El sistema capitalista está basado en la propiedad privada, el libre intercambio de bienes o servicios, y en la libre elección de trabajo e inversión.

El capitalismo, con imperfecciones que ha sabido corregir, produjo un espectacular rendimiento a través de la historia. El desarrollo económico y la reducción de la pobreza en los últimos doscientos años es un resultado directo de este sistema.

 El apoyo y compromiso de los actores políticos con las reglas básicas del sistema es imprescindible para garantizar su sostenibilidad.
 Desde la fundación de la República hemos estado tratando de construir una sociedad democrática y capitalista. Los zigzagueos y retrocesos son incontables, pero seguimos intentándolo.

El capitalismo, como la democracia, necesita de capitalistas. Los ciudadanos convencidos de que la única forma de crear riqueza es a través del trabajo, el ahorro, la inversión y la competencia en igualdad de condiciones con todos los demás ciudadanos.

La misión del Estado de un país capitalista es mantener el campo de juego nivelado para todos los participantes, sin distorsiones que privilegien a unos y perjudiquen a otros. Entre nosotros ha sido imposible conseguir esa presencia neutral de los poderes públicos.

Nuestra evolución capitalista está pervertida por la sociedad entre algunos actores privados y actores políticos. Los gobiernos escogen a los ganadores y también a los perdedores del juego económico, según la influencia política más que el mérito.

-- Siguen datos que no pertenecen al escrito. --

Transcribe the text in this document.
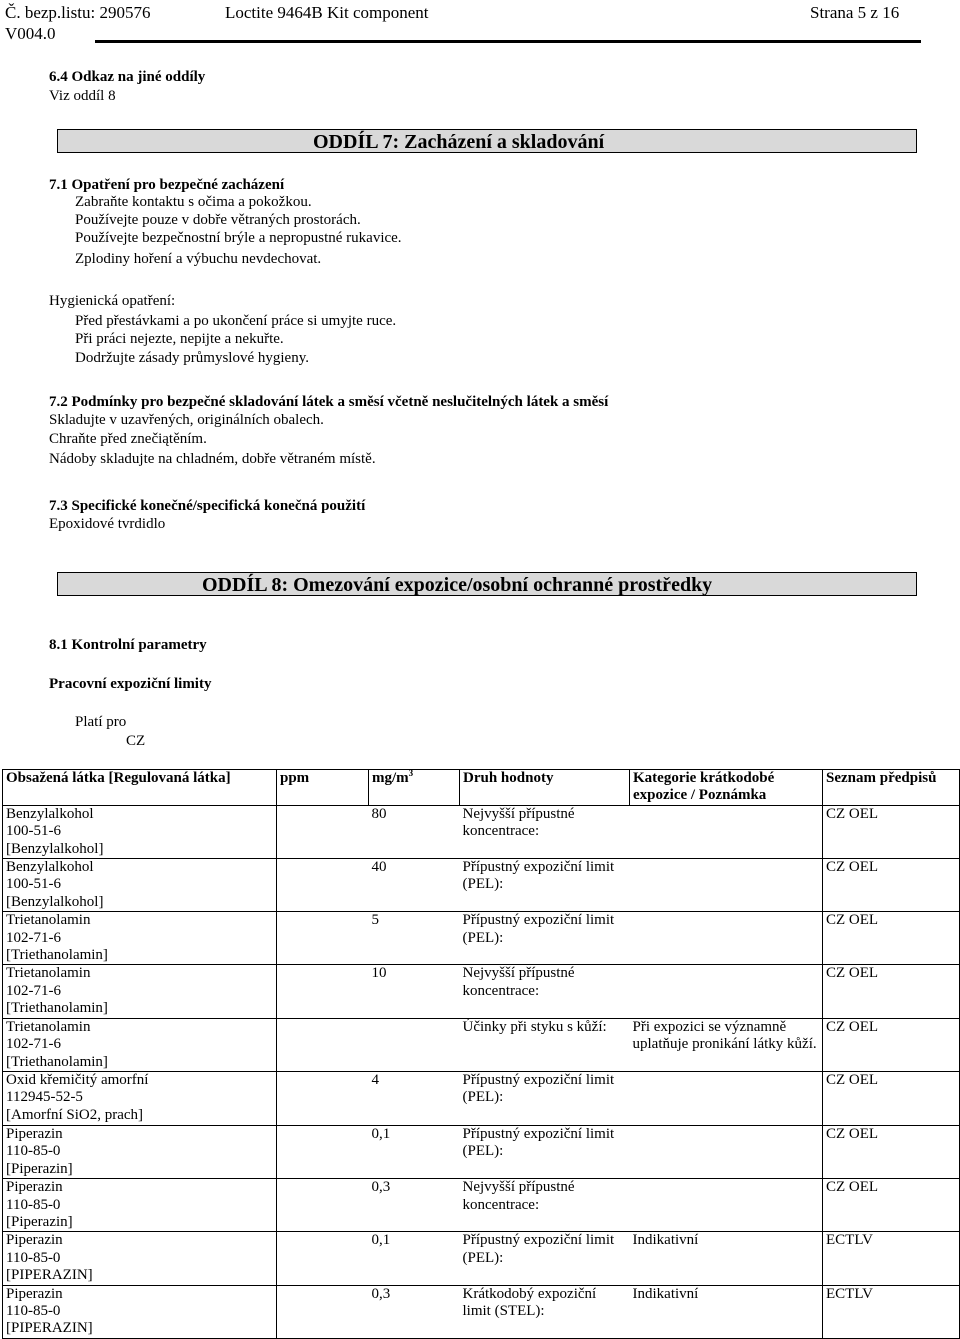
Č. bezp.listu: 290576	Loctite 9464B Kit component	Strana 5 z 16
V004.0
6.4 Odkaz na jiné oddíly
Viz oddíl 8
ODDÍL 7: Zacházení a skladování
7.1 Opatření pro bezpečné zacházení
Zabraňte kontaktu s očima a pokožkou.
Používejte pouze v dobře větraných prostorách.
Používejte bezpečnostní brýle a nepropustné rukavice.
Zplodiny hoření a výbuchu nevdechovat.
Hygienická opatření:
Před přestávkami a po ukončení práce si umyjte ruce.
Při práci nejezte, nepijte a nekuřte.
Dodržujte zásady průmyslové hygieny.
7.2 Podmínky pro bezpečné skladování látek a směsí včetně neslučitelných látek a směsí
Skladujte v uzavřených, originálních obalech.
Chraňte před znečiątěním.
Nádoby skladujte na chladném, dobře větraném místě.
7.3 Specifické konečné/specifická konečná použití
Epoxidové tvrdidlo
ODDÍL 8: Omezování expozice/osobní ochranné prostředky
8.1 Kontrolní parametry
Pracovní expoziční limity
Platí pro
CZ
Obsažená látka [Regulovaná látka]	ppm	$mg/m^3$	Druh hodnoty	Kategorie krátkodobé
expozice / Poznámka	Seznam předpisů

Benzylalkohol
100-51-6
[Benzylalkohol]		80	Nejvyšší přípustné
koncentrace:		CZ OEL

Benzylalkohol
100-51-6
[Benzylalkohol]		40	Přípustný expoziční limit
(PEL):		CZ OEL

Trietanolamin
102-71-6
[Triethanolamin]		5	Přípustný expoziční limit
(PEL):		CZ OEL

Trietanolamin
102-71-6
[Triethanolamin]		10	Nejvyšší přípustné
koncentrace:		CZ OEL

Trietanolamin
102-71-6
[Triethanolamin]			Účinky při styku s kůží:	Při expozici se významně
uplatňuje pronikání látky kůží.	CZ OEL

Oxid křemičitý amorfní
112945-52-5
[Amorfní SiO2, prach]		4	Přípustný expoziční limit
(PEL):		CZ OEL

Piperazin
110-85-0
[Piperazin]		0,1	Přípustný expoziční limit
(PEL):		CZ OEL

Piperazin
110-85-0
[Piperazin]		0,3	Nejvyšší přípustné
koncentrace:		CZ OEL

Piperazin
110-85-0
[PIPERAZIN]		0,1	Přípustný expoziční limit
(PEL):	Indikativní	ECTLV

Piperazin
110-85-0
[PIPERAZIN]		0,3	Krátkodobý expoziční
limit (STEL):	Indikativní	ECTLV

El capitalismo de amiguetes políticos funciona a través  de las ventajas que otorga la cercanía o detentación del poder. Los contratos de arrendamiento de propiedad pública, las concesiones para obras de infraestructura o los privilegios aduanales son algunas de las manifestaciones de ese capitalismo anormal.

La búsqueda de la victoria a cualquier costo ha provocado la conversión de la carrera política en actividad comercial. Los pactos o alianzas políticas se definen en función de los negocios y no de las ideas.

La prosperidad nunca será para todos mientras la riqueza sea el resultado de la corrupta práctica del capitalismo de amiguetes.